Promising to give "my very best until the very end," presumed GOP presidential contender Tim Pawlenty announced Tuesday that he will not seek a third term as governor in 2010.
The declaration instantly triggered rampant speculation that Pawlenty, on the short list to be Sen. John McCain's running mate last summer, is positioning himself for a 2012 GOP presidential run.
Pawlenty firmly downplayed any such plans at the Tuesday news conference, while clearly leaving his options open.
"My focus is going to be on my next 19 months and finishing this term out strong," Pawlenty told reporters. "Beyond that, I don't know what my plans are. I don't have any plans beyond that. I don't know what the future holds."
Pawlenty quickly added, however, that he isn't "ruling anything in or out."
The Pawlenty announcement is expected to touch off a wide-ranging political scramble: Pawlenty's potential rivals for the GOP nomination, such as Alaska Gov. Sarah Palin, former Massachusetts Gov. Mitt Romney and former Arkansas Gov. Mike Huckabee, will likely cast a wary eye his way. Pawlenty has shown an ability to inspire the GOP base while also appealing to independent voters. "It is likely that he will run in 2012, but Romney is not his chief opponent," political analyst Dick Morris tells Newsmax. "All the polling shows Palin and Huckabee ahead of Romney" Ben Smith of Politico says Pawlenty's decision "certainly doesn't diminish" his presidential prospects, adding "The move also frees him from the strictures of tough Minnesota campaign-finance laws, which made presidential fundraising tough." Pawlenty said he is making the announcement now to give gubernatorial aspirants an opportunity to prepare. Three Republicans have already shown interest in the job, including former Pawlenty chief of staff Charlie Weaver. With the popular GOP governor out of the picture, Democrats can be expected to mount a major effort to reclaim Minnesota's statehouse. Followers of the ongoing Al Franken-Norm Coleman battle over Minnesota's second Senate seat will be watching carefully for any change in Pawlenty's approach. Pawlenty was expected to come under massive political pressure to sign off on Franken's election certificate, if the Minnesota Supreme Court were to rule in the Democrat's favor. Progressive blogs are speculating Pawlenty will now be more focused on the national GOP constituency, suggesting he'll do whatever he can to delay Democratic acquisition of a 60-vote majority in the Senate. Pawlenty has stated he will take whatever action is required by Minnesota law, while remaining coy his interpretation of what that means.

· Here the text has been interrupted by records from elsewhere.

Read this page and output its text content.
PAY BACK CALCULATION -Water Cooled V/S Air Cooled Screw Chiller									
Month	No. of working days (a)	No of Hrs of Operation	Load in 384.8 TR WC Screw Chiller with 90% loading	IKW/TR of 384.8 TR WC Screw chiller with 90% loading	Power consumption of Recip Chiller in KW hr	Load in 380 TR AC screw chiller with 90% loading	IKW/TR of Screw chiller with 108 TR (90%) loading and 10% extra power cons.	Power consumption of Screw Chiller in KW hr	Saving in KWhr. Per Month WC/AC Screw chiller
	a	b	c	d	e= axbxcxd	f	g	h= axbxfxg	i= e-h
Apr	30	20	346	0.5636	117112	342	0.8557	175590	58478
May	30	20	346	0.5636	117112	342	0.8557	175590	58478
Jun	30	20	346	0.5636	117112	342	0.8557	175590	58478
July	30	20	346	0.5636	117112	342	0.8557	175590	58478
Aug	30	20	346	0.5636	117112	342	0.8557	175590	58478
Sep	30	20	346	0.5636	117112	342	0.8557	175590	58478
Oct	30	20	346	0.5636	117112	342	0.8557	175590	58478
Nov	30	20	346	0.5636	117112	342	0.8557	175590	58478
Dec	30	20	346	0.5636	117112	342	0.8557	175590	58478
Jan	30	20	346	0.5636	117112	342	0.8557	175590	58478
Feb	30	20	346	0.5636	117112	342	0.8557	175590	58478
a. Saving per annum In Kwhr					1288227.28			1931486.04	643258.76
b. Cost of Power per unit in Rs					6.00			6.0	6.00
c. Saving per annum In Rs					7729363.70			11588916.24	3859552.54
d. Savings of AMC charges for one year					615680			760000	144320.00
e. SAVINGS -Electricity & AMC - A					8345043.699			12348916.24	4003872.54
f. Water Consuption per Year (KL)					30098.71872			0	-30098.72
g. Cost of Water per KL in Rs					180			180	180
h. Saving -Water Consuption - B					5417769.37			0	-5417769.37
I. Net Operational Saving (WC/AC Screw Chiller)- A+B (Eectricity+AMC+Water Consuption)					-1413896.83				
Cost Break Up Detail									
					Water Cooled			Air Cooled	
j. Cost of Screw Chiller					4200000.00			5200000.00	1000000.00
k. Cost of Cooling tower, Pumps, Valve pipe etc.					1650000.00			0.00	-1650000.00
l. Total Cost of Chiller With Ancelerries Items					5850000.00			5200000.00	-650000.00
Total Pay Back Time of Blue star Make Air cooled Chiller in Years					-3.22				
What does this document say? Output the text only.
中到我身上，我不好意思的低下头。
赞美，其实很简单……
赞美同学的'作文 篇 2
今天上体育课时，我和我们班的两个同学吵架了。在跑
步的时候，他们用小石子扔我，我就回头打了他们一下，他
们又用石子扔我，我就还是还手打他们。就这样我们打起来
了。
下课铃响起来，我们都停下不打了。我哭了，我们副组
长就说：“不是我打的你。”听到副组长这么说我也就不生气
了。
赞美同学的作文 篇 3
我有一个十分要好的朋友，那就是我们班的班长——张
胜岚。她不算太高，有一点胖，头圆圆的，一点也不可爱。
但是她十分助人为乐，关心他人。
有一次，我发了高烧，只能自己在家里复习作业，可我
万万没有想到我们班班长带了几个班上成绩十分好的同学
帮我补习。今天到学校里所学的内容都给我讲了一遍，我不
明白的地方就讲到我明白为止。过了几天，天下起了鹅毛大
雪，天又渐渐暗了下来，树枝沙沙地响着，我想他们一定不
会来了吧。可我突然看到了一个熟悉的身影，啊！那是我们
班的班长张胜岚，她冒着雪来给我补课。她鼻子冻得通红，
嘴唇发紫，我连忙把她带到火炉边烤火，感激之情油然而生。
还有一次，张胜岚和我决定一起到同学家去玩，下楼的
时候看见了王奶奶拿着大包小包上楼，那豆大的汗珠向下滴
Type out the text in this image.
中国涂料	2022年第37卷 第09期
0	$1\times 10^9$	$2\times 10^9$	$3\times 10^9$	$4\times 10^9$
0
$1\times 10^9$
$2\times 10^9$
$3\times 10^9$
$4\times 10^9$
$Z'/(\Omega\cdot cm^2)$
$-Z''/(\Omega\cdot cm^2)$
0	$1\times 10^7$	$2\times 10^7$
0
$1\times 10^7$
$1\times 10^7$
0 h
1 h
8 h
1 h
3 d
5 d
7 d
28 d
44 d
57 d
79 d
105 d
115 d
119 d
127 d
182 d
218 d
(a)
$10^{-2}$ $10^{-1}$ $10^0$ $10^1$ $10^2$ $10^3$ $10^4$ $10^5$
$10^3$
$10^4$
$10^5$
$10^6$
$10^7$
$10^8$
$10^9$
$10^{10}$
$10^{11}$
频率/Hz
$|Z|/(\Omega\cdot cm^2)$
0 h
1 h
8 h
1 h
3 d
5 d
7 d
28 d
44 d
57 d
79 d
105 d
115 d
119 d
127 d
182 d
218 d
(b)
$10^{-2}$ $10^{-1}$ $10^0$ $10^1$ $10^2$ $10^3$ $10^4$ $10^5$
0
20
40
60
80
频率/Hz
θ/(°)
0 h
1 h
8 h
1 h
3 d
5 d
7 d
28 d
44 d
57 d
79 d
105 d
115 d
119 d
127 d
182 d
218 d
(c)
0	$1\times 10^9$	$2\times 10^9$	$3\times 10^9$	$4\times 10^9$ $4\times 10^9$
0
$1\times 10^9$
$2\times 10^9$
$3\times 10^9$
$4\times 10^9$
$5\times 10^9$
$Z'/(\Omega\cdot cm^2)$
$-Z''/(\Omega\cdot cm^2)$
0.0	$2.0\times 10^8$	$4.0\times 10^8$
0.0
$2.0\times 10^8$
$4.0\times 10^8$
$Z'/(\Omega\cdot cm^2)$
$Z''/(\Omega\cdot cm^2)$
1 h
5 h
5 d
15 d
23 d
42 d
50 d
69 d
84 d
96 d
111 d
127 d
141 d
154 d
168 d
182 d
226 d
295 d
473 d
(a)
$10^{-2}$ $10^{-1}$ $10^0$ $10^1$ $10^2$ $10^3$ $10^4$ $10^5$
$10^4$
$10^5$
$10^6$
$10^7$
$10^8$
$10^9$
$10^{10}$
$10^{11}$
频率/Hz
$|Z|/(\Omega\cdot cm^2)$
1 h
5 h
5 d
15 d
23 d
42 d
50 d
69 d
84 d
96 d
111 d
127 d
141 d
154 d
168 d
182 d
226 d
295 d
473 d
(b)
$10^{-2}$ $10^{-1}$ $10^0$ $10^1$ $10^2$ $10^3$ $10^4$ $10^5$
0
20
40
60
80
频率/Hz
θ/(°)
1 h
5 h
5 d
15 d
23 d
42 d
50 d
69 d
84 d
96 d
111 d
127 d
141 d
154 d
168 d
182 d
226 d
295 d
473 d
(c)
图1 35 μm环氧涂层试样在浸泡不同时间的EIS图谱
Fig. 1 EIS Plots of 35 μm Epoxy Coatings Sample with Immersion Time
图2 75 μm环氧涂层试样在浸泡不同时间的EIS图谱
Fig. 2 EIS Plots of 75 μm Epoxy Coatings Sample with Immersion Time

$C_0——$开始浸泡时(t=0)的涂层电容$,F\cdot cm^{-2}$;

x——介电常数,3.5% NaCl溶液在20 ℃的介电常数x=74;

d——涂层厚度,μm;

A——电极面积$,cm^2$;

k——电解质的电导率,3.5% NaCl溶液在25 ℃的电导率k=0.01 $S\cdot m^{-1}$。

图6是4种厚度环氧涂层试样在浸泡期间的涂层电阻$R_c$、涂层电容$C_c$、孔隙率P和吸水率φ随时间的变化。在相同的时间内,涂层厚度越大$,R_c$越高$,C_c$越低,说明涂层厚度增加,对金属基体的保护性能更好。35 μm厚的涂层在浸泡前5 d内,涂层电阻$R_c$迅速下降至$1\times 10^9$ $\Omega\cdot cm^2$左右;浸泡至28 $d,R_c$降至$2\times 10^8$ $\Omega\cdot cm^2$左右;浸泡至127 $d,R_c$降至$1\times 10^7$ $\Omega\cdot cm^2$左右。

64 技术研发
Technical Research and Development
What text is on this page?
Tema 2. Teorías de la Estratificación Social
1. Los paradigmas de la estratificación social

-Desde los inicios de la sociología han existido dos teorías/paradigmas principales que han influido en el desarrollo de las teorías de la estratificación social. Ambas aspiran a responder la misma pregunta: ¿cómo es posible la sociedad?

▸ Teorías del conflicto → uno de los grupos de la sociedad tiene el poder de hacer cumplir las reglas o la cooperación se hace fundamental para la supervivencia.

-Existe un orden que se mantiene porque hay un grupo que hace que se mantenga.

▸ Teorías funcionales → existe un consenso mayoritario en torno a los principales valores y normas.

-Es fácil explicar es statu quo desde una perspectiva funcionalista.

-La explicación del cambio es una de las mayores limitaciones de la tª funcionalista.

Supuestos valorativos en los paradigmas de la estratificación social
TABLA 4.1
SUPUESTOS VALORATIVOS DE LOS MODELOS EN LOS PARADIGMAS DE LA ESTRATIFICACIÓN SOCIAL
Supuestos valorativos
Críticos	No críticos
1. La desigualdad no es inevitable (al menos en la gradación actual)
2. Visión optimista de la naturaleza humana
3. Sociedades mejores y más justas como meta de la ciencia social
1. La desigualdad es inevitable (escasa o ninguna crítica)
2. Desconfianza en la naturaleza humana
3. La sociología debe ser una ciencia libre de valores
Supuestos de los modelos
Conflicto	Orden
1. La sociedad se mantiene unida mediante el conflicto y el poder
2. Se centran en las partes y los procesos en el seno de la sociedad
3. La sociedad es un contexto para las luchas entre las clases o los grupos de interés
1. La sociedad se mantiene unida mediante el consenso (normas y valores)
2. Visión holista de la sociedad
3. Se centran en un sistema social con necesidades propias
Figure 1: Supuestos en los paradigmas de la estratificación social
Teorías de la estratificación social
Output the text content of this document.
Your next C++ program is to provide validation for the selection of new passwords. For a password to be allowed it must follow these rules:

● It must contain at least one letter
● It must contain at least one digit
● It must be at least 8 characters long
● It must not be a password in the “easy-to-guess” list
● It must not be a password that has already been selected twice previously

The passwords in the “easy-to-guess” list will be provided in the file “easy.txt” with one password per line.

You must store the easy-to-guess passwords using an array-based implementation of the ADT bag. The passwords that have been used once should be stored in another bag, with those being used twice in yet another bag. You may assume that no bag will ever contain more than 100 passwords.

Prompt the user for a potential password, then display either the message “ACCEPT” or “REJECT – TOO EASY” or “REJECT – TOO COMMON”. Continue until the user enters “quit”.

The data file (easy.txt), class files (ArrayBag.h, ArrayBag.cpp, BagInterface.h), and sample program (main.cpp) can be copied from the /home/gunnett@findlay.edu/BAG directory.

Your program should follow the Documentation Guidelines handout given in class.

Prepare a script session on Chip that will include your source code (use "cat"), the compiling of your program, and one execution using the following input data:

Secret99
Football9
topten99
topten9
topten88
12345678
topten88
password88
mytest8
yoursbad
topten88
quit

One clue to Pawlenty's ambitions: The major accomplishments of his administration that he cited Tuesday all have national political ramifications. He mentioned "keeping a lid on taxes and spending" and nation-leading efforts supporting members of the military and veterans and their families." He also cited health-care reform and educational reforms.
Pawlenty said he "absolutely could have won and would have won a third term" had he decided to run, mentioning recent polls showing his popularity relatively strong compared to others states' governors. He said his administration had made "a major, positive" difference for the people of Minnesota.
"I still have a lot of ideas and energies left," Pawlenty said. "But being governor should not be a permanent position for anyone. When it comes to how long someone should stay in an elected position, a little less is better than too much."